The Classic Cycle Map
The traditional sector-rotation map ties sector leadership to the business cycle. Early-cycle recoveries tend to favor financials (steepening yield curves, credit expanding) and consumer discretionary (spending resuming after a slowdown). Mid-cycle leadership broadens into industrials and technology as growth becomes self-sustaining. Late-cycle markets rotate toward energy and materials, as inflation pressure builds, and defensively toward staples, utilities and healthcare as growth decelerates. No single sector leads through an entire cycle — that handoff, and its timing, is what the rotation discipline is trying to read.
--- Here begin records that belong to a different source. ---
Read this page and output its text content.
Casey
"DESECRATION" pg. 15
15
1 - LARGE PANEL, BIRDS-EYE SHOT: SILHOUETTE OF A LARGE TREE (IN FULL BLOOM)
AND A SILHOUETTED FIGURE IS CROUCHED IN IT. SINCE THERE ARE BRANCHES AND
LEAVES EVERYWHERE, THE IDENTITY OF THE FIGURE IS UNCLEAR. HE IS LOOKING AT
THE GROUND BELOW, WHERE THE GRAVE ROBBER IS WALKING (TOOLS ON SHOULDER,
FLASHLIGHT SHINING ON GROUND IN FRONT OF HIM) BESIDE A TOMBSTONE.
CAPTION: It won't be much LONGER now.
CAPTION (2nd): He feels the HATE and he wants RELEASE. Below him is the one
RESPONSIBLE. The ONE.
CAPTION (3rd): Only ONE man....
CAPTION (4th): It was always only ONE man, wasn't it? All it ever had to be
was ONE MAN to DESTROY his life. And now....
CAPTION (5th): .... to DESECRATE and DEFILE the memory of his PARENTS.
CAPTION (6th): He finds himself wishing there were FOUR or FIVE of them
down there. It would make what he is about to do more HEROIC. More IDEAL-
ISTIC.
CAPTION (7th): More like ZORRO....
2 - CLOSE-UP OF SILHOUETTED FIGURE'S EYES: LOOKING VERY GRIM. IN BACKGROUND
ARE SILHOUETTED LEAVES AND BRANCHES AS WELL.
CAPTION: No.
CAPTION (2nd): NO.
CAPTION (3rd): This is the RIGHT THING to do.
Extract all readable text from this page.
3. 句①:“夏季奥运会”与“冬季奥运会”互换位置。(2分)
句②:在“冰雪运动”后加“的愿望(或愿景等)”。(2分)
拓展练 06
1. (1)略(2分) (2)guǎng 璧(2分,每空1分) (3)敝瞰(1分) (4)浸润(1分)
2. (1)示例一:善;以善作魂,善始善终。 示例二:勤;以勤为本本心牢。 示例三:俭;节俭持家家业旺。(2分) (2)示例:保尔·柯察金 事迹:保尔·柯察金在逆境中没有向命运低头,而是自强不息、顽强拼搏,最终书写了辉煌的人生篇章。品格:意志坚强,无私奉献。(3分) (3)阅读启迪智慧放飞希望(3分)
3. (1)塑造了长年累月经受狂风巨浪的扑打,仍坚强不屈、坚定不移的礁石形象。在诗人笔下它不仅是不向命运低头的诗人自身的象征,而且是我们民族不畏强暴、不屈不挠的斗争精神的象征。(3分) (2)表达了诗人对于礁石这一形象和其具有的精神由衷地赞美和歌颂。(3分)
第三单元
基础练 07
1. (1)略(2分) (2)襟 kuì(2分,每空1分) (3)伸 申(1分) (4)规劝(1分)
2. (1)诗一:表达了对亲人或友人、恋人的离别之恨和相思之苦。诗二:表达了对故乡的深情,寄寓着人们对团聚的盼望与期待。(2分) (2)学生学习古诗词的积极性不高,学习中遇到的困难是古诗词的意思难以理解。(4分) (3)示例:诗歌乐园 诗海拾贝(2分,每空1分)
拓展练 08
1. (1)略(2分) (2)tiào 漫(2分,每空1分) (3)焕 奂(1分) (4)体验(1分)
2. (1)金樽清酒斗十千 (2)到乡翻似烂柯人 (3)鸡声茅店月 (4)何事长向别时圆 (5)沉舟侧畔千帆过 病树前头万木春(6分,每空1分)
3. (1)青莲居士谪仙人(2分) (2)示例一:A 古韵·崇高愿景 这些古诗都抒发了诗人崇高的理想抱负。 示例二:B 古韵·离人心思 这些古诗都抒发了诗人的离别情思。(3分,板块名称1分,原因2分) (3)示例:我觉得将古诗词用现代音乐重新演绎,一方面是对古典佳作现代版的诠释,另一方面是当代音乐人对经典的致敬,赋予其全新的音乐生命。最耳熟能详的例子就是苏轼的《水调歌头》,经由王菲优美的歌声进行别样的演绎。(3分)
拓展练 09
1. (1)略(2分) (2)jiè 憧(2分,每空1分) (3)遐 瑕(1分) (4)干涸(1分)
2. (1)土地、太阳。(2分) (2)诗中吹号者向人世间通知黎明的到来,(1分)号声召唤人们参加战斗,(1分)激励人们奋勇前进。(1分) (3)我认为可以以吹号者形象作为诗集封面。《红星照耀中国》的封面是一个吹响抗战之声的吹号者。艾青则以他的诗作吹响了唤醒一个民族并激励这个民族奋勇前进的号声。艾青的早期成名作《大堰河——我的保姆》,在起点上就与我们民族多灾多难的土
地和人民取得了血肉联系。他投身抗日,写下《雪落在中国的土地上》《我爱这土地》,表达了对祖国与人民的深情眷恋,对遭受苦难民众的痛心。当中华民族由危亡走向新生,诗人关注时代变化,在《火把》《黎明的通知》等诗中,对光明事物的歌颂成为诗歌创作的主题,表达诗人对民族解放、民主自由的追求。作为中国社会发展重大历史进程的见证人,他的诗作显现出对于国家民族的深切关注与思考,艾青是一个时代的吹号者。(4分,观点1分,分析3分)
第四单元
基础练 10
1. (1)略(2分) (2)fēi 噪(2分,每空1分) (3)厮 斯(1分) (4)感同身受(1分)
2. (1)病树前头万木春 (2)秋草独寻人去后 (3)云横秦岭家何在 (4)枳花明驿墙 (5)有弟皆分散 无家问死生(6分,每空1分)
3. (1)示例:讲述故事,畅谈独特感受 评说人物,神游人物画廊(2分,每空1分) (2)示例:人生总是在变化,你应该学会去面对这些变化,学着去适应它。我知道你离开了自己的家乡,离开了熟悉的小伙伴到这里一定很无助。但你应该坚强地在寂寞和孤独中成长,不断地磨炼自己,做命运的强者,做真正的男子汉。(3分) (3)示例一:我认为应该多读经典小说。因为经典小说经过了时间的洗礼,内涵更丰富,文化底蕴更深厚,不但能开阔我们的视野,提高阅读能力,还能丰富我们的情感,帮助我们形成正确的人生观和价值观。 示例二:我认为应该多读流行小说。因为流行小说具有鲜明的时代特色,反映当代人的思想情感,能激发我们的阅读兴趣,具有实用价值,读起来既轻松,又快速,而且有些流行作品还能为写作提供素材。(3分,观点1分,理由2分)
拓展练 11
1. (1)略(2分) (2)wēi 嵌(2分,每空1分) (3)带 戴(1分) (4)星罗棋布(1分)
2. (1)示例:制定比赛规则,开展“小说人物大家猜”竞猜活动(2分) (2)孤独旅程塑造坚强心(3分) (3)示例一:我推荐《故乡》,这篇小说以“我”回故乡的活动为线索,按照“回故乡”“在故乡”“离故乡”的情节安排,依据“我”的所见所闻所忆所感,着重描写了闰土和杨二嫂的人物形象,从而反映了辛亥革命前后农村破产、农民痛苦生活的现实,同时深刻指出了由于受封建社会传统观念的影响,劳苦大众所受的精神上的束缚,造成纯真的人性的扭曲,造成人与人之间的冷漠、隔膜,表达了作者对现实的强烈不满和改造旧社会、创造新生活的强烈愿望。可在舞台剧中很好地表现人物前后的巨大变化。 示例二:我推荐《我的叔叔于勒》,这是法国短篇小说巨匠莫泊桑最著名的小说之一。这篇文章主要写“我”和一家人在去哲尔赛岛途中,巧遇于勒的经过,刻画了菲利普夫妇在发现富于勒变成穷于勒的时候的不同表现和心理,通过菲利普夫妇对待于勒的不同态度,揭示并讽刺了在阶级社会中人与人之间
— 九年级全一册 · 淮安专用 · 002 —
The Modern Intra-Tech Version
The AI buildout has produced a narrower, faster version of the same logic inside technology itself, rather than only across the broad economy. Capital rotates between semiconductors — the picks-and-shovels of installation — and software — the applications layer that monetizes the installed base once it exists. When infrastructure spending and capacity announcements dominate the narrative, semis tend to lead; when the debate shifts to who captures value from actually using the compute, software leadership tends to reassert. This intra-tech rotation is small enough in scope and fast enough in pace that Closelook tracks it daily rather than by calendar quarter.
Reading Rotation in Real Time
Rotation is visible before it is obvious, in relative performance between sector baskets rather than in absolute price moves — a sector can rotate out of favor while still posting a positive return, simply by lagging its peers. Dispersion between sector returns is the raw signal; sector relative strength turns that dispersion into a ranked read; and because rotation is a symptom of a changing market regime, the same breadth tools used to confirm a trend are also the tools used to confirm which sector is actually taking the baton.